This would be a good reason to work on KEEPING BOYS FROM THINKING THEY'RE ENTITLED TO SEXUAL RELATIONS WHENEVER THEY WANT THEM.
Because here are obviously huge-ass problems with jumping in violently, like that you might kill the boy.
THAT is why "just beat up sexual assaulters" is NOT a good default response from society to the existence of sexual assault.
IT RESULTS IN DEATH.
"Stop people from wanting to do things that are sexual assault" is a BETTER default reponse from society to the existence of sexual assault.
Here are good examples of things that're wrong right now that we could non-violently reduce sexual assault incidents by fixing:
Harriet Jacobs wrote at Figitivus:
What I mean to say is:
The way men and women interact on a daily basis is the way they interact when rape occurs. The social dynamics we see at play between men and women are the same social dynamics that cause men to feel rape is okay, and women to feel they have no right to object. And if you accept those social interactions as normal and appropriate in your day to day life, there is absolutely no reason you should be shocked that rape occurs without screaming, without fighting, without bruising, without provocation, and without prosecution. Behavior exists on a continuum. Rape doesn’t inhabit its own little corner of the world, where everything is suddenly all different now. The behavior you accept today is the behavior that becomes rape tomorrow. And you very well might accept it then, too.
Aaminah Hernandez wrote on FlipFloppingJoy comments:
consent is a good starting point, in so far as “man, did you ASK her and did she give you a clear yes” but we know there’s still lots of room in that. much better to get to the radical “man, why do you even feel compelled to get off by doing that to a woman?”. let’s address why men WANT to do certain things that are hurtful to women, regardless of whether or not women will “let” you do it. that’s not the point. the point is where does the inclination to dominate a woman come from and why is that what makes you “feel like a man”?
...
and yes, i know that opens up a can of worms on the BDSM issue and policing what people get off on, and questionning women’s right to consent to things just because we find them abhorrant. but i think that’s NOT what we are talking about here. ... i think we’re talking about a whole different matter which is men being able to be men, confident in their masculinity, sexually expressive, without it resting on degradation and pain to women (or other men for that matter).
Especially us people w/ time on our hands--let's CHANGE that "daily basis" and that "day to day life" and that basis for boy's and men's masculinity and sexual expressiveness for the boys whose lives we influence. NOW. WIDESPREAD. INTENSE.
Because this boy didn't deserve to die for what he did to the female friend he was traveling with.
"Deserve" isn't even the right word for how I would feel about one punch in response to what he was doing to his friend.
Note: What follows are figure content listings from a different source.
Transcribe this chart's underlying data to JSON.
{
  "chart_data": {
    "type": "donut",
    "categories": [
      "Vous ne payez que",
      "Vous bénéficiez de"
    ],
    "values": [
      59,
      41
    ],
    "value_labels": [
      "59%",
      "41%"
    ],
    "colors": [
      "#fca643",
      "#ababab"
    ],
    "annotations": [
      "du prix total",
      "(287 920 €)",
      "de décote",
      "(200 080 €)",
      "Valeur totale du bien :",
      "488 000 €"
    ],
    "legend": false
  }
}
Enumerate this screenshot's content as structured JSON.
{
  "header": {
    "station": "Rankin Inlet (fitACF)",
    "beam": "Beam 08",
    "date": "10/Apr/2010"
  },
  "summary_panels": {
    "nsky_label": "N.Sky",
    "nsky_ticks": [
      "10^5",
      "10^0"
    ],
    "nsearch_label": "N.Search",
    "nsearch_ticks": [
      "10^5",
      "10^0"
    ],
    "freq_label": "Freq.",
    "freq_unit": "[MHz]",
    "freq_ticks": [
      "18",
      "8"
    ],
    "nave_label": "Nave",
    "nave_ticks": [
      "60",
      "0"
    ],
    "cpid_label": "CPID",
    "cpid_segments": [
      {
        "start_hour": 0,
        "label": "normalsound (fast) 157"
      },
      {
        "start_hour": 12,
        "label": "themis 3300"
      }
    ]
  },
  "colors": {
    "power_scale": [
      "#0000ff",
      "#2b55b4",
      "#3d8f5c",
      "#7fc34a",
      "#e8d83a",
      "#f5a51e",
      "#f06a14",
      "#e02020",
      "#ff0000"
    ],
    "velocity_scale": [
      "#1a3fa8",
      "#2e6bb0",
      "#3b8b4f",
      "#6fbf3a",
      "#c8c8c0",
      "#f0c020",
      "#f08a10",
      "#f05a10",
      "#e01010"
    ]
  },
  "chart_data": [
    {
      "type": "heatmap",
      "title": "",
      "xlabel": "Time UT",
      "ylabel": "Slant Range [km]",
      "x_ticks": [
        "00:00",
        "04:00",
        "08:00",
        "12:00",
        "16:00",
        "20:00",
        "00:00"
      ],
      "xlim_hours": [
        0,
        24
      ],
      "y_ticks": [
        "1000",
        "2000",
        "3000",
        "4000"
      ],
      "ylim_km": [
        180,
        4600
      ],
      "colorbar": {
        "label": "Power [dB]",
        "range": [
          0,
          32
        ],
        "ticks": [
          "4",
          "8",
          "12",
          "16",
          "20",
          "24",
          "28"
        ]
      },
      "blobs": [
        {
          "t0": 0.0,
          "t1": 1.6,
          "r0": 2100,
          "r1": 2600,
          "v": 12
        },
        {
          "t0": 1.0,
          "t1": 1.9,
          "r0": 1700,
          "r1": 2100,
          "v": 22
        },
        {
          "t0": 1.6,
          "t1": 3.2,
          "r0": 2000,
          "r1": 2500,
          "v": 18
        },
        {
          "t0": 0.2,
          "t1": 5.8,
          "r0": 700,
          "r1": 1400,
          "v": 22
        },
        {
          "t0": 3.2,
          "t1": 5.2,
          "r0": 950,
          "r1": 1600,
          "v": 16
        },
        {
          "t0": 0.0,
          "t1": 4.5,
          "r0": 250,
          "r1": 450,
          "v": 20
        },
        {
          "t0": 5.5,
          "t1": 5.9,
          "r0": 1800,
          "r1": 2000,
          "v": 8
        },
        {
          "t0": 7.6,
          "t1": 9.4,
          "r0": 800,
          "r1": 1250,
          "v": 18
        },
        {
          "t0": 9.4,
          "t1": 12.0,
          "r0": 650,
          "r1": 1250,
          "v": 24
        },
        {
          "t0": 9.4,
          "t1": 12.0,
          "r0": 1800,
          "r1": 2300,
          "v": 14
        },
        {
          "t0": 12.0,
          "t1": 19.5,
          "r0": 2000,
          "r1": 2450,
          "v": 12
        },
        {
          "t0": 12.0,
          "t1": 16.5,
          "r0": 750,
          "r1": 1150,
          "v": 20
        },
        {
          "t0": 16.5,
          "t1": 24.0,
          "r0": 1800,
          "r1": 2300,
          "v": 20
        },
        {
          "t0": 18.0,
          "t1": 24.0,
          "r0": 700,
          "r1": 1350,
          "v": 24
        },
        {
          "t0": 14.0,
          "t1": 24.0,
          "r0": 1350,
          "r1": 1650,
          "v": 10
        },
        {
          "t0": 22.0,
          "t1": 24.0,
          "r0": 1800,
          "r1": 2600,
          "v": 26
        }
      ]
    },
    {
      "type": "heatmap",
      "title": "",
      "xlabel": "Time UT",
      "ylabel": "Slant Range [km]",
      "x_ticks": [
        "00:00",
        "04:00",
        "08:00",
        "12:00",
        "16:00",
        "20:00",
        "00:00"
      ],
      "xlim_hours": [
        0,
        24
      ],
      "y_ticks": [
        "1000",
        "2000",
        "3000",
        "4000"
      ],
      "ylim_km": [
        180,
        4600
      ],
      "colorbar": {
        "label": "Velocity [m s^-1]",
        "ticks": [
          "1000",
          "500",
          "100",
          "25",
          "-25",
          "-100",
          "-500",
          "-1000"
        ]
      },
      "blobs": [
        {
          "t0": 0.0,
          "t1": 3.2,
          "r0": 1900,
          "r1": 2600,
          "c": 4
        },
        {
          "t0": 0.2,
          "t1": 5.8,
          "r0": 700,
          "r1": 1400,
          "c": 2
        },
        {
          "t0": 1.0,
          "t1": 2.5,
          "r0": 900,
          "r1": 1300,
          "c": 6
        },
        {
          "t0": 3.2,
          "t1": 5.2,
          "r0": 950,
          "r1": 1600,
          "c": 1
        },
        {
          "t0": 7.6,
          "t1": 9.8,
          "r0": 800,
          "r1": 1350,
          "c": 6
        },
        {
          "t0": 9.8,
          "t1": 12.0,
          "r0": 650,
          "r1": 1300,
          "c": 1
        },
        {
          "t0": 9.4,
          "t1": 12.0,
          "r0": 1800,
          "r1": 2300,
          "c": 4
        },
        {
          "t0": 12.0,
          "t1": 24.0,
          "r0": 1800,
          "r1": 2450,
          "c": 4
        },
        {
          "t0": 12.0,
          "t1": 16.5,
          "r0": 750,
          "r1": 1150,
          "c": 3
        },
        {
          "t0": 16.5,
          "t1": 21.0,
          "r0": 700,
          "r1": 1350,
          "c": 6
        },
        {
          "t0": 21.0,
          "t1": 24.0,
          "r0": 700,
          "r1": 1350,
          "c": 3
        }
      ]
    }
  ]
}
I think he DID deserve a culture / cultures that would, throughout it / them, SUPPORT non-violent lifestyles.
I'll get more active in anti-violence work.
The rest of our boys and girls who are still alive deserve it, and to make what people "deserve" happen, someone's gotta do it.
(Lots of someones. But I'll start w/ me.)
1 comment:
For a little bit of context:
When I first heard about that this young man (whom I'm calling a "boy" above to connect him to the context of raising our boys--sorry for the confusion) had been found dead in a bathroom from head trauma, I thought it was like the head trauma George Burns got when he fell in a bathtub.
(And at the time, my mom had told me that alcohol could lead to a bathtub fall being even more likely to be fatal because of what alcohol does to bloodflow. I guess she thought George Burns mighta been drinking or something!)
So, with an assumption on my part (spring break on the beach in another country = more alcohol than one's used to), I figured this young man's death was due to slipping in the shower while drunk.
The death itself is old news to me.
The potential sexual assault and fight dimensions of it are new news to me--they're what prompted me to have something to say today about violence and sexual violence in our cultures at large.